Though they generally don’t pump out music that could get them in legal trouble with the recording industry, plenty of podcasters feature underground or burgeoning bands. Other shows inhabit such niches as wine, films, weight loss and Christian evangelism.

To understand the range of topics, styles and sophistication on the virtual dial, the listener need only survey the offerings coming out of Connecticut.

Besides Kerekes’ weekly therapy primers, there’s the “Combat Information Center,” in which a father of two from Weston holds forth on the science-fiction TV series “Battlestar Galactica.”

“It’s really a 2005 equivalent of putting out a fan letter,” says Alan Light. His process consists of taking notes on each episode, then verbalizing his analysis (Why would a group of humans who have never traveled to Earth use baseball sayings?) into a microphone.

“If this took me even two hours a week, I probably wouldn’t do it. That speaks to the technology and how cool it is.
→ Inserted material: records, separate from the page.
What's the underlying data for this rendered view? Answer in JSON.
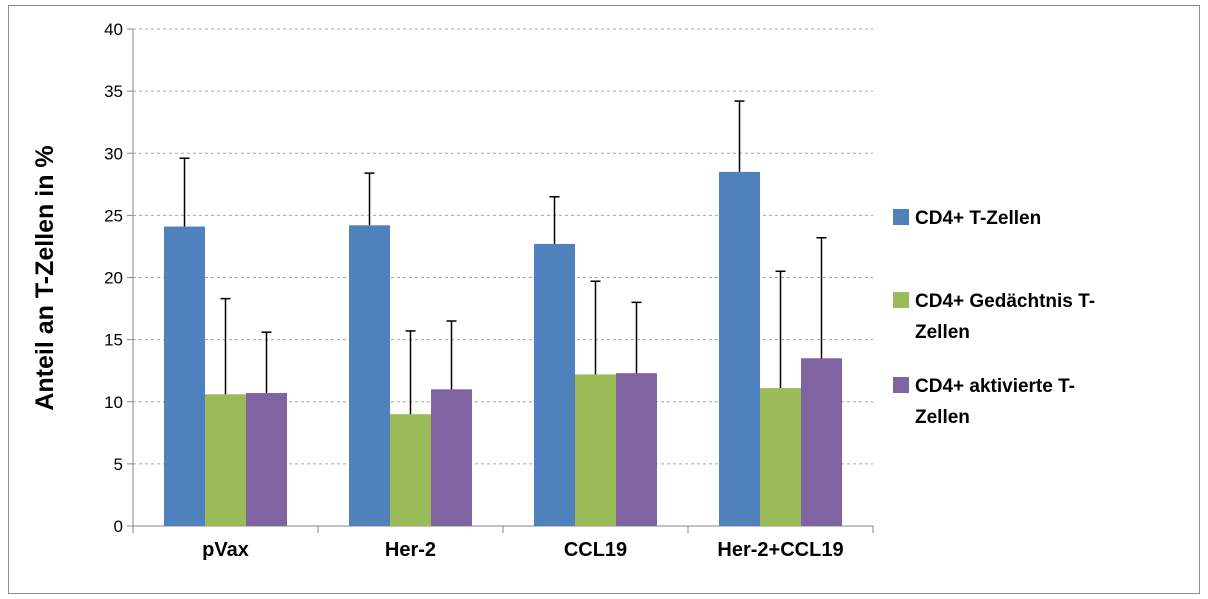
{
  "chart_data": {
    "type": "bar",
    "title": "",
    "xlabel": "",
    "ylabel": "Anteil an T-Zellen in %",
    "ylim": [
      0,
      40
    ],
    "yticks": [
      0,
      5,
      10,
      15,
      20,
      25,
      30,
      35,
      40
    ],
    "grid": true,
    "legend_position": "right",
    "categories": [
      "pVax",
      "Her-2",
      "CCL19",
      "Her-2+CCL19"
    ],
    "series": [
      {
        "name": "CD4+ T-Zellen",
        "name_lines": [
          "CD4+ T-Zellen"
        ],
        "color": "#4f81bd",
        "values": [
          24.1,
          24.2,
          22.7,
          28.5
        ],
        "error": [
          5.5,
          4.2,
          3.8,
          5.7
        ]
      },
      {
        "name": "CD4+ Gedächtnis T-Zellen",
        "name_lines": [
          "CD4+ Gedächtnis T-",
          "Zellen"
        ],
        "color": "#9bbb59",
        "values": [
          10.6,
          9.0,
          12.2,
          11.1
        ],
        "error": [
          7.7,
          6.7,
          7.5,
          9.4
        ]
      },
      {
        "name": "CD4+ aktivierte T-Zellen",
        "name_lines": [
          "CD4+ aktivierte T-",
          "Zellen"
        ],
        "color": "#8064a2",
        "values": [
          10.7,
          11.0,
          12.3,
          13.5
        ],
        "error": [
          4.9,
          5.5,
          5.7,
          9.7
        ]
      }
    ]
  }
}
You can do this with virtually no effort,” Light says.

Meanwhile, three Yale football players are challenging the giants of AM talk radio by producing a sports podcast.
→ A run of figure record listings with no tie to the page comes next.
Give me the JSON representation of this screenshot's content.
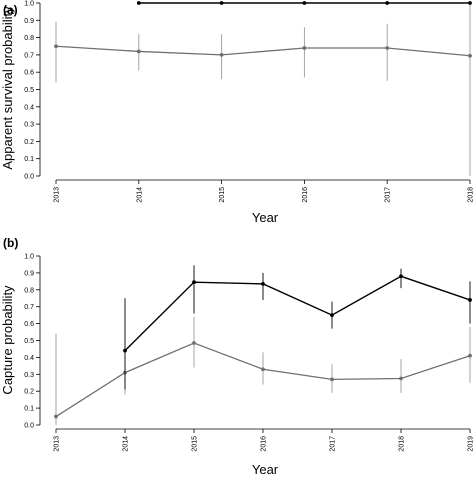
{
  "colors": {
    "dark": "#000000",
    "gray": "#707070",
    "errorbar": "#9a9a9a",
    "axis": "#000000"
  },
  "chart_data": [
    {
      "type": "line",
      "panel_label": "(a)",
      "xlabel": "Year",
      "ylabel": "Apparent survival probability",
      "ylim": [
        0,
        1.0
      ],
      "yticks": [
        "0.0",
        "0.1",
        "0.2",
        "0.3",
        "0.4",
        "0.5",
        "0.6",
        "0.7",
        "0.8",
        "0.9",
        "1.0"
      ],
      "categories": [
        "2013",
        "2014",
        "2015",
        "2016",
        "2017",
        "2018"
      ],
      "series": [
        {
          "color": "#000000",
          "values": [
            null,
            1.0,
            1.0,
            1.0,
            1.0,
            1.0
          ],
          "lower": [
            null,
            null,
            null,
            null,
            null,
            null
          ],
          "upper": [
            null,
            null,
            null,
            null,
            null,
            null
          ]
        },
        {
          "color": "#707070",
          "values": [
            0.75,
            0.72,
            0.7,
            0.74,
            0.74,
            0.695
          ],
          "lower": [
            0.54,
            0.61,
            0.56,
            0.57,
            0.55,
            0.0
          ],
          "upper": [
            0.89,
            0.82,
            0.82,
            0.86,
            0.88,
            1.0
          ]
        }
      ]
    },
    {
      "type": "line",
      "panel_label": "(b)",
      "xlabel": "Year",
      "ylabel": "Capture probability",
      "ylim": [
        0,
        1.0
      ],
      "yticks": [
        "0.0",
        "0.1",
        "0.2",
        "0.3",
        "0.4",
        "0.5",
        "0.6",
        "0.7",
        "0.8",
        "0.9",
        "1.0"
      ],
      "categories": [
        "2013",
        "2014",
        "2015",
        "2016",
        "2017",
        "2018",
        "2019"
      ],
      "series": [
        {
          "color": "#000000",
          "values": [
            null,
            0.44,
            0.845,
            0.835,
            0.65,
            0.88,
            0.74
          ],
          "lower": [
            null,
            0.21,
            0.66,
            0.74,
            0.57,
            0.81,
            0.6
          ],
          "upper": [
            null,
            0.75,
            0.945,
            0.9,
            0.73,
            0.925,
            0.85
          ]
        },
        {
          "color": "#707070",
          "values": [
            0.05,
            0.31,
            0.485,
            0.33,
            0.27,
            0.275,
            0.41
          ],
          "lower": [
            0.0,
            0.18,
            0.34,
            0.24,
            0.19,
            0.19,
            0.25
          ],
          "upper": [
            0.54,
            0.46,
            0.64,
            0.43,
            0.36,
            0.39,
            0.58
          ]
        }
      ]
    }
  ]
}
“We’re just throwing it out there, and if anyone wants to listen to it and enjoy it, that’s fine,” says Barton Simmons, 23, one of the co-hosts of “The Penalty Box.” It’s the flagship show of the ambitiously named Xtrera Podcasting Network, the brainchild of Simmons’ roommate, Ken Estrera, 24, who created its Web site (Xtrera.com).
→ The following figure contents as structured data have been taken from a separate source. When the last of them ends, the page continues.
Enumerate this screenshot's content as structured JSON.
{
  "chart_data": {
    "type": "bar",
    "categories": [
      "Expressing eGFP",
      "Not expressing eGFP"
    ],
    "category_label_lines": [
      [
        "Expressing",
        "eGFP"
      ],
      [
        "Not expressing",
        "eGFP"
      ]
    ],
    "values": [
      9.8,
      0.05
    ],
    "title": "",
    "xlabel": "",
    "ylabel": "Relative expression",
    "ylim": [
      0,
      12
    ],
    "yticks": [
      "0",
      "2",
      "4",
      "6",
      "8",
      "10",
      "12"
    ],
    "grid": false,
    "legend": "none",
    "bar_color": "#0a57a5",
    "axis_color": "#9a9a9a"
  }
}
“We made it look a little more professional than it actually is. Basically, we took two $10 microphones from Wal-Mart and plugged them into a laptop. It’s pretty simple,” says Estrera, a former linebacker who, like Simmons, graduated from Yale in December.

If grass-roots shows like Estrera’s sum up the current state of podcasting, then Carl Franklin’s venture probably represents its future.

A 37-year-old computer-programming guru, Franklin turns out two podcasts from the fifth floor of an old office building in downtown New London. And unlike most of his colleagues, he gets paid to do so.

Last summer, Franklin created a talk show devoted to the technical intricacies of .Net, a piece of Microsoft software. Because of its loyal following, “.Net Rocks!” currently earns about $120,000 a year in ad sponsorship, Franklin says.

Although he’s about to launch another podcast, a roundup of tech headlines called “The Daily Commute,” Franklin is also focused on courting businesses that might be curious about this new communication tool.

“Quite frankly, they don’t know where to start,” he says. “We want to be one-stop shopping for companies. We can hold their hand through the whole process.”

For example, his Pwop Productions (Pwop.com) offers a $400 podcasting kit that fits in a briefcase. Recent clients include Microsoft, which hired Pwop to produce a monthly podcast for the schools that use the company’s services. (Franklin is also a regional director for Microsoft, a sort of freelance evangelist for its products.)

There are no corporate sponsors – nor are there likely to ever be – for the show that was being recorded in the Pwop studios on a recent Friday night. A spinoff of “.Net Rocks,” “Mondays” is a wide-ranging hour of geek-speak and wisecracks.

“I have the most vile Michael Jackson joke,” Franklin says into the mike to his co-hosts, only two of whom are actually in the studio with him. The other two, Mark Miller and Richard Campbell, are on the phone at home in Los Angeles and Vancouver, B.C., respectively.

After the show is recorded, producer Geoff Maciolek will synch the individual voice tracks, which they upload from home, to make it sound as if they’re in the same room. It’s all part of a sophisticated recording and editing exercise that will take Maciolek most of the weekend.

As Franklin explains, it’s a show by and for nerds. The kind of people who would appreciate co-host Karen Greenwald’s puns on the work of a former porn actress, people who would acknowledge the coolness of a Web site that allows you to play any sound file into an empty grain silo in Canada, just to hear the echo.

But listeners have limits, apparently, that even the irreverent and frequently foul-mouthed “Mondays” crew respects; Franklin’s unprintable Jackson joke was eventually edited out of the podcast.